Harris has been quoting Nakamura ever since in defending the administration's policy. Morgado believes Nakamura is bowing to the wishes of the administration and notes that the chief says he'd support his plan if salaries can be raised to attract better candidates.
Morgado also believes the real issue, an increase in violent crime, has been obscured by the exchange.
Polls through the Sept. 21 special election showed Morgado trailing Harris badly. The mayor came close to winning it all - he got 49.3 percent when he needed 50 percent plus one vote. Morgado's strong showing rejuvenated the campaign, and the latest polls show him surging and in position to capture his goal.
"Now it's toe to toe, now it's what he says and what I say - on the issues," Morgado said.
Morgado considers himself an underdog, a role he's used to.
Dave Eldredge, his Punahou football coach, recalls Morgado as "the boy from across the tracks." The Morgado family lived on an Ewa plantation then, and the young Morgado worked in the cafeteria to finance his education.
"He came from what most people would say was outside the Punahou family."
Still, Eldredge says, "it didn't take him too long to find out or understand he was just as good as anybody, as good an accomplisher as anybody. He found he fit in very well."
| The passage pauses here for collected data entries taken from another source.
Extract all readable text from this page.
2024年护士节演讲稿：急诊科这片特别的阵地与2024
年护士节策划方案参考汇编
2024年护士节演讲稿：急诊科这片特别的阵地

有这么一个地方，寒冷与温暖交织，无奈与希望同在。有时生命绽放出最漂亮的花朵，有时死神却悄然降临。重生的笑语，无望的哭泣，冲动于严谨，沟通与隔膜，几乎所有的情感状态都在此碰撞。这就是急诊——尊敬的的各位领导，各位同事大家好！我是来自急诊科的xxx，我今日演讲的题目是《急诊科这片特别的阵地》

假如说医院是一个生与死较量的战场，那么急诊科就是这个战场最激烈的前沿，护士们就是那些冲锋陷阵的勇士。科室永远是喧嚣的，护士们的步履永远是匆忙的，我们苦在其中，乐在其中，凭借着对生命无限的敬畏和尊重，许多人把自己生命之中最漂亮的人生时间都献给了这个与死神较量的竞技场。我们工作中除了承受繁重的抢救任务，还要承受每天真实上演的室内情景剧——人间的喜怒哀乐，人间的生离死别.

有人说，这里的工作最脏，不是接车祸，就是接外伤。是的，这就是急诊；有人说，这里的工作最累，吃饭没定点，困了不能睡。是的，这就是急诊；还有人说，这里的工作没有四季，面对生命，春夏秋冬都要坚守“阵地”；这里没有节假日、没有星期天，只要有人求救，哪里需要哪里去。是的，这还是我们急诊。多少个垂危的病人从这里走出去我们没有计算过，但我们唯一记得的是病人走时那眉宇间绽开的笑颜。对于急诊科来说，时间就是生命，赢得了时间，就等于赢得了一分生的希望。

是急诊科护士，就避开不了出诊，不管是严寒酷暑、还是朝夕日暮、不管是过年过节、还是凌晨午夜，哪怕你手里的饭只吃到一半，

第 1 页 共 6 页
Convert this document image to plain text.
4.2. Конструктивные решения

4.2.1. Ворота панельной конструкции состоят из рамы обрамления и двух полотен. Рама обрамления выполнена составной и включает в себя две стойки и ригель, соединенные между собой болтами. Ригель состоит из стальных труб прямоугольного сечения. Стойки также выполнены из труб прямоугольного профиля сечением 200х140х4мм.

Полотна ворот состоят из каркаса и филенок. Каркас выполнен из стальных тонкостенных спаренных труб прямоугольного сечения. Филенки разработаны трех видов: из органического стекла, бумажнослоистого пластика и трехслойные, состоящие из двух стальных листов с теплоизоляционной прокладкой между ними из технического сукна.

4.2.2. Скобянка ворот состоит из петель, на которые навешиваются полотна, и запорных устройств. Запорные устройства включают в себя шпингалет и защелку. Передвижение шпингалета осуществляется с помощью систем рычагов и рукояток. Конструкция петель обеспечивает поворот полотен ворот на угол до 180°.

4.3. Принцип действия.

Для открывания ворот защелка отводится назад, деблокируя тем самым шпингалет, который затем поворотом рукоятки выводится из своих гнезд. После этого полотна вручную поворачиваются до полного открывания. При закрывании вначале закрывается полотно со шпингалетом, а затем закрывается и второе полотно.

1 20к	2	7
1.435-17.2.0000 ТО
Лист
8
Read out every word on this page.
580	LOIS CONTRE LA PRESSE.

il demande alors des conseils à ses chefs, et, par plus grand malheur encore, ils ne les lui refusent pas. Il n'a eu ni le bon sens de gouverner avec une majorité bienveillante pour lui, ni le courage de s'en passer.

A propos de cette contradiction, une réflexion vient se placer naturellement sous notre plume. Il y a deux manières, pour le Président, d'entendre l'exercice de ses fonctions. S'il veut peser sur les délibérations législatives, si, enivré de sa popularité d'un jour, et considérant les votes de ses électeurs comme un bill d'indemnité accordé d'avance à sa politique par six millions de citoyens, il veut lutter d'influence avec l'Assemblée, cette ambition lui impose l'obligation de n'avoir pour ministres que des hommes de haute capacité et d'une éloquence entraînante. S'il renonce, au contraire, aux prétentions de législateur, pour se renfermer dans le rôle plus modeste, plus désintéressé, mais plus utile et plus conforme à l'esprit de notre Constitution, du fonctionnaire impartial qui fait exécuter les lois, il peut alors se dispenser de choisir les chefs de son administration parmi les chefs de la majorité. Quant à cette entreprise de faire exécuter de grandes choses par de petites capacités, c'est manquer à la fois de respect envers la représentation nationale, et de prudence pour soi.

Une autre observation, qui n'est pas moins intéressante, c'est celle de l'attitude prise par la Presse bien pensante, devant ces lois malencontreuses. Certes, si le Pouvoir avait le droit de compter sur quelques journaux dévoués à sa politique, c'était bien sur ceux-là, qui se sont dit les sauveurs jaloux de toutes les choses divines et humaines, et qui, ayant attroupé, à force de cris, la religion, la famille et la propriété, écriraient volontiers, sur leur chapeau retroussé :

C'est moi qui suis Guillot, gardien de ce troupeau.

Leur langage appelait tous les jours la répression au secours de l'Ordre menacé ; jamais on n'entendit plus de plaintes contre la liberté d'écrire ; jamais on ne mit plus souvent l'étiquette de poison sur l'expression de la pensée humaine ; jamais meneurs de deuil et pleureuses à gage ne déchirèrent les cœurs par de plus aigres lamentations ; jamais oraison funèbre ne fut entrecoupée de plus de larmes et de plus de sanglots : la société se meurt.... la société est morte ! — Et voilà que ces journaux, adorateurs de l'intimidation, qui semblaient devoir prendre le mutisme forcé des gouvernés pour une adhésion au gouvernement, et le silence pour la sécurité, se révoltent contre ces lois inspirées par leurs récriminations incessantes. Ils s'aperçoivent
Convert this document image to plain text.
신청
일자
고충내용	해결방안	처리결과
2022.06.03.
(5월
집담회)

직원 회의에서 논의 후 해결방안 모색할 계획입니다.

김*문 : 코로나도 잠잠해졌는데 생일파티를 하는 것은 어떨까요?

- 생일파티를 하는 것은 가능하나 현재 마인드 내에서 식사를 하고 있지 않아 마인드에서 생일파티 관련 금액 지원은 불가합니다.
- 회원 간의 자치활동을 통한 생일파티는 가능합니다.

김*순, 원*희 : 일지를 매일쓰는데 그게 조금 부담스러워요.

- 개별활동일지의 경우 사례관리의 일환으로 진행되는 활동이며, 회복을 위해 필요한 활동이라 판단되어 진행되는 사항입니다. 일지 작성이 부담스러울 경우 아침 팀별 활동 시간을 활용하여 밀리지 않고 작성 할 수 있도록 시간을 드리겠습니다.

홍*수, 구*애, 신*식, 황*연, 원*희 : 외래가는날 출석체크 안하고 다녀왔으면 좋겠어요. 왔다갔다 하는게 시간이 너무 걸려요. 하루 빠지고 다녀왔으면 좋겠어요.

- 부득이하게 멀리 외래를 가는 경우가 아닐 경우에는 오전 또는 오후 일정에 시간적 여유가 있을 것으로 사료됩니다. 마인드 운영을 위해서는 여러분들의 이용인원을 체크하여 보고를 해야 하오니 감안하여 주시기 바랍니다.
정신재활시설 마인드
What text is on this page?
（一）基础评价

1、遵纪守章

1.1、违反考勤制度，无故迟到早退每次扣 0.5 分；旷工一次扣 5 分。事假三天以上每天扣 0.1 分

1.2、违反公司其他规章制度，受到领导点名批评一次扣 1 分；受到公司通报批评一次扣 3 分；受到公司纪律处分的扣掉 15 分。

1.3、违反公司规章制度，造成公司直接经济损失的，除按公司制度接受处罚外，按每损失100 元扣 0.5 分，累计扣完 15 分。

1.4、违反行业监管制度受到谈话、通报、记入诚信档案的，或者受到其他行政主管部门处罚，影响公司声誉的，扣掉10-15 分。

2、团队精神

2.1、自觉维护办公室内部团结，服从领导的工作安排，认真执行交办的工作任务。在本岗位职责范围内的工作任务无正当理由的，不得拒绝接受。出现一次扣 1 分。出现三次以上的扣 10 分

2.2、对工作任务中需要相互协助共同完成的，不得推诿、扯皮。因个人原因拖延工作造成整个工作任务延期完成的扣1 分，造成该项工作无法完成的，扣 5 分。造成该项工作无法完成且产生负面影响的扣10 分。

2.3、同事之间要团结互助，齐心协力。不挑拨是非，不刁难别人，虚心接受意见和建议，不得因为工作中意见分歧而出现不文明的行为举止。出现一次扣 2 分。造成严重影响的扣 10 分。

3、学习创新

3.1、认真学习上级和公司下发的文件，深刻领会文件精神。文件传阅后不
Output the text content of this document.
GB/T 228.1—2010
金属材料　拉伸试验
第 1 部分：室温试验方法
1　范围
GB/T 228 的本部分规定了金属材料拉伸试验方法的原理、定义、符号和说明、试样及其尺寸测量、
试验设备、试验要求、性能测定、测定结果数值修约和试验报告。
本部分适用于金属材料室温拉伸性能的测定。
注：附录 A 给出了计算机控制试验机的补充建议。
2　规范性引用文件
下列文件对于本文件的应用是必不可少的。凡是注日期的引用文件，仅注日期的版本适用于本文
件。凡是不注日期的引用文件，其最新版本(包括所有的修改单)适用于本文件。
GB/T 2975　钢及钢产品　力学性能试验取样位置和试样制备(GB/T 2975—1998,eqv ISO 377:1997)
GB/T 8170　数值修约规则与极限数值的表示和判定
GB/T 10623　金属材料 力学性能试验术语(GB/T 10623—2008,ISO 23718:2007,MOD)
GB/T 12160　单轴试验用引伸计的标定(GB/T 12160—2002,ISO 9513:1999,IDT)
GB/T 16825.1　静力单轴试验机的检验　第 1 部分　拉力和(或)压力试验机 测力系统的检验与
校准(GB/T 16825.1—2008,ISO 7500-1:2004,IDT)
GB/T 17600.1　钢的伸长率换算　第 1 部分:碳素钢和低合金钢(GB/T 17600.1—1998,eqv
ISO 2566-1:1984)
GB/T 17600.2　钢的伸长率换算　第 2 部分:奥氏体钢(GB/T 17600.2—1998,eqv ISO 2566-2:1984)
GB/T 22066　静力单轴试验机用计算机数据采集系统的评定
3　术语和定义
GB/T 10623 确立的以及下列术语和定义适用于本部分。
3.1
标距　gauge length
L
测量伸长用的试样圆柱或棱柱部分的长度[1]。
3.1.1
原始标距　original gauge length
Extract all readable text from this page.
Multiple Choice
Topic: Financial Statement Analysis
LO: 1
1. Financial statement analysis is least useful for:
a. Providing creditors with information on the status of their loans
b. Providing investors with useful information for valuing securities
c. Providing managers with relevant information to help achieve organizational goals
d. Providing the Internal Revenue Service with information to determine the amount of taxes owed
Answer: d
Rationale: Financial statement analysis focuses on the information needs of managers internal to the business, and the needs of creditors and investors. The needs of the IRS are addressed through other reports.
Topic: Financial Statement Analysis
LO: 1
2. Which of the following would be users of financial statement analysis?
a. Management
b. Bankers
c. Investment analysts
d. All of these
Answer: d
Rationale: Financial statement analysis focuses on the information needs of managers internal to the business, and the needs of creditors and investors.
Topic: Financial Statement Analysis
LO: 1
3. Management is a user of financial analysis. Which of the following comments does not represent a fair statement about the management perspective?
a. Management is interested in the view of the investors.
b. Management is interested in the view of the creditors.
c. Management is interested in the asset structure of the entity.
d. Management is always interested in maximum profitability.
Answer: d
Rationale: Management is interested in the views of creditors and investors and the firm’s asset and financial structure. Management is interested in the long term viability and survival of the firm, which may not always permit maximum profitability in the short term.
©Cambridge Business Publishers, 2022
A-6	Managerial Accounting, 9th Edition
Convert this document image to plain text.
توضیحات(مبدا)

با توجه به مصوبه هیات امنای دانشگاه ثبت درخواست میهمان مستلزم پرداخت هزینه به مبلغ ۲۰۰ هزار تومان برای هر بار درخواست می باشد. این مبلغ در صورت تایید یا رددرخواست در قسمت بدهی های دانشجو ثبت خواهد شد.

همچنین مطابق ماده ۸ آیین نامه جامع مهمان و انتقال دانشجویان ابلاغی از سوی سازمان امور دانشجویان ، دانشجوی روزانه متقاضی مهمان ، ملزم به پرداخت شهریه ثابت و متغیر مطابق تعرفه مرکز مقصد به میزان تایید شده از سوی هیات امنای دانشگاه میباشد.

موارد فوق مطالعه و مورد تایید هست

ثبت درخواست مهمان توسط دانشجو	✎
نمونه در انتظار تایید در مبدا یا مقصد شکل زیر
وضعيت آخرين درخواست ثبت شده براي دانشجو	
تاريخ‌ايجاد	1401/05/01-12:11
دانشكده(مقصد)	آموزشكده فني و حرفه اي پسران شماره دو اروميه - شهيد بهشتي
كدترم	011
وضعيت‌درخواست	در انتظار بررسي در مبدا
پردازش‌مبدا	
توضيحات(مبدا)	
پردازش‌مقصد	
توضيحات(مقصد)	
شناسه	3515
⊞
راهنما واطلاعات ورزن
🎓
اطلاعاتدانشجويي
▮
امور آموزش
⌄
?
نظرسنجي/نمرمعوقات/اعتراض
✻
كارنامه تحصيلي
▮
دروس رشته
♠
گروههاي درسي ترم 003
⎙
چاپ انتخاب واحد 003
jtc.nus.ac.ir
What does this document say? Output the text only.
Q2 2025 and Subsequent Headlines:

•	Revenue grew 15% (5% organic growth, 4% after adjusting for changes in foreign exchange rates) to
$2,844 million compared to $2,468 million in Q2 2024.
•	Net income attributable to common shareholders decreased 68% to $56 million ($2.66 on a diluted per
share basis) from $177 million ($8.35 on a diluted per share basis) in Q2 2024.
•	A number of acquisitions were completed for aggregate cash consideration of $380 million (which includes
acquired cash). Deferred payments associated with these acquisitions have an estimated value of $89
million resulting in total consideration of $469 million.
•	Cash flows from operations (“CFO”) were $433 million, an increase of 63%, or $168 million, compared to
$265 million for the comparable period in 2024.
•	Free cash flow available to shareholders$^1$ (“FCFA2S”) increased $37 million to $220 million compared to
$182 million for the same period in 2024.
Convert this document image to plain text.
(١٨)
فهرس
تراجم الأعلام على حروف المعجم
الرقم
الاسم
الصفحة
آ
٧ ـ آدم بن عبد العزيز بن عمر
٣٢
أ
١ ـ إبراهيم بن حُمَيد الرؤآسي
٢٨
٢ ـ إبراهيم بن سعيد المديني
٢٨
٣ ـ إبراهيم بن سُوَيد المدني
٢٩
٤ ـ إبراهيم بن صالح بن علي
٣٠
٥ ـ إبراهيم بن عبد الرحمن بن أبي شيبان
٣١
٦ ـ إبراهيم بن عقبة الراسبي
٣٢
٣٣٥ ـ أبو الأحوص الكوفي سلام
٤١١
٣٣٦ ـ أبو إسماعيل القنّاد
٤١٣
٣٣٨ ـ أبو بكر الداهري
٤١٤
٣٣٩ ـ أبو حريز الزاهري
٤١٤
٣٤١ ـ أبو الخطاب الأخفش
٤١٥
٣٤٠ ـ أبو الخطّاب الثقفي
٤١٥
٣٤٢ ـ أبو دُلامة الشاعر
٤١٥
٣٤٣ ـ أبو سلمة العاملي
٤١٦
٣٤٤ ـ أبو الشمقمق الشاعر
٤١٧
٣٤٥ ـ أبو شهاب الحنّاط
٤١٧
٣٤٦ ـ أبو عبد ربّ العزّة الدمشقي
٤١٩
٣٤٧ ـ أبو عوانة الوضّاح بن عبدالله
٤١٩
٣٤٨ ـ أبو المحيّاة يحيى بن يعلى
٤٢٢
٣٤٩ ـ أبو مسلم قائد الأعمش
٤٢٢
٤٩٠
"It comes from the point of pushing the envelope," says Meheula. "Anyone is going to be an underdog if he continues to reach high, and he does. I think that's one of the things he understands more than most people."
Morgado's first taste of politics came when he returned to the University of Hawaii after his football career to get his degree. He and then-coach Dick Tomey got into a publicized debate over the effort to recruit local players.
Morgado says while things have improved, he believes the university can do more to help the scholar-athlete.
"It's a state of mind," Morgado says. He insists that the advertising campaign is not a reference to the fact that Harris was born and raised on the mainland. Instead, as Morgado sees it, it means that a local-style administration would be forthright and not do things for political expediency as the current one has.
The transit issue comes to mind. Morgado continues to be criticized by Harris and his union supporters for voting against the city's $1 billion rail-transit project.
Morgado was one of five who voted against it, but the charge is that he led the effort. Morgado believes the excise tax increase would have bankrupted the city and created an unnecessary burden for low- and middle-income families for a project, he argues, that would not have taken cars off the streets.
Morgado calls himself a "chronic complainer."
He says he got involved in politics "because I wanted to do more than just complain about it; I wanted to affect change."